E le lacrime sanno, dicono quello che non riesci a dire, che non si può razionalizzare, perché è giusto sia tutto errato, cancellato, come delle gigantesche x, che mi marchiano, dicendomi quello che non posso, non devo fare. E annulli, improvvisamente, in pozze di cristallo quello che fino ad allora si era sciolto sul tuo corpo, si era inumidito, umettato di mille vapori esalati, ricordi slavati, in incertezze che poi divengono amare certezze, verità che fuoco fatuo ti addensano l’animo, agguagliandolo al mondo. Perché i sentimenti, in quei dolci candori non ti ci ritrovi più, senti una lontananza nel petto, impiccando micce fredde, ghiaccio, ti sfregi di ulcere l’anima, che soppesa colpo su colpo i tuoi ritardi, le insicurezze e si fa carico dei tuoi mali. Ancora per poco.
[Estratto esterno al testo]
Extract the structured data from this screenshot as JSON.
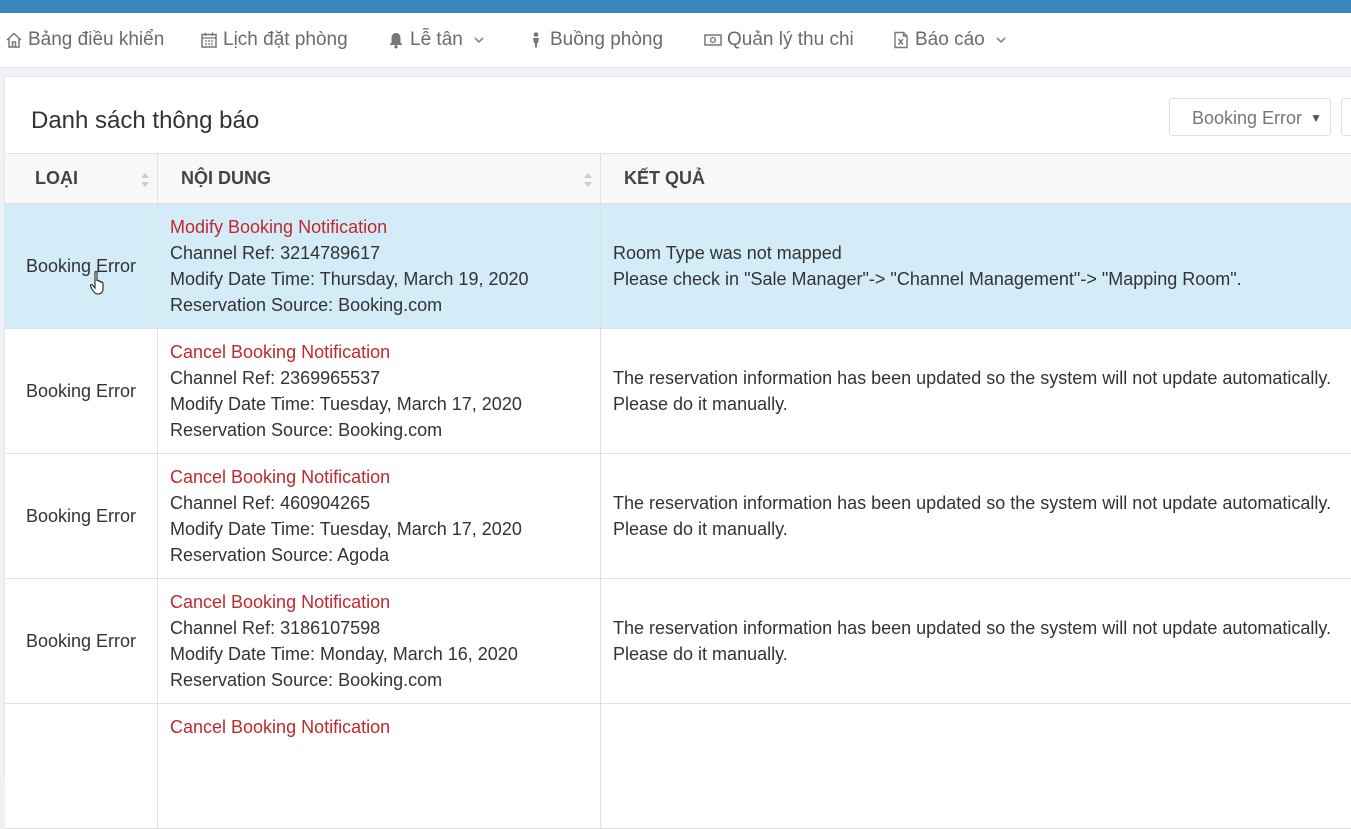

Se senti di voler abbandonare il presente, per abbracciare il passato, pasto preferito, nutrimento dell’oggi intimidito, impoverito, ingrigito dalla viltà, scema il futuro, e frattura momenti di immaginifica potenza.

E scendi in una valle, dove quelli come te si riuniscono in pozze d’argento, di rugiada, schizzi tridimensionali, cominci a pensare a dove sei finito, se ancora vivi, o se sopravvivi ai fantasmi, all’altro io che ti segue pesante, a cui si aggrappa come primo amico, ma nemico di un cielo atro, senza stelle dipingi il tuo mondo. Felice vaghi, perditi, in rocce di cartapesta e sopravvivi, appagato, ma dietro di te detriti, calamità apocalissi e ti ritrovi al punto di partenza, i pasti più radi, nutriti stanco della terra marcia e sottrai ai demoni il tuo cuore nudo e ventricoli d’onnipotenza regale. Forse così sentirai fluire un macigno di calcestruzzo, un azzurro più amarena si ricorderà della luna imperitura, un florilegio di stelle spaziali, i mille volti sconosciuti in piazze di un tenore sfilacciante e ciliegi accanto ad una quercia ti sembreranno vivi, in fondo. Ma dentro un foglio di quella carta un po’ gialla, scolorita – inchiostro per paci interrotte e incorrotte amicizie mai sbocciate, mondi in festa ti appiccano le virtù, virtuali ad una nascita di sonori sbagli scampanellati. Ti blocchi e riparti daccapo o sopravvivi, rivivi in un lustrino colorato, ma consapevole di voler inanellare un ricordo di fresca rugiada in chiare pozze d’acqua di sparte chiome di vento, di neon sugli inesatti punti di vista, sei incondizionata tempera a colori un po’ sbafata, ormai.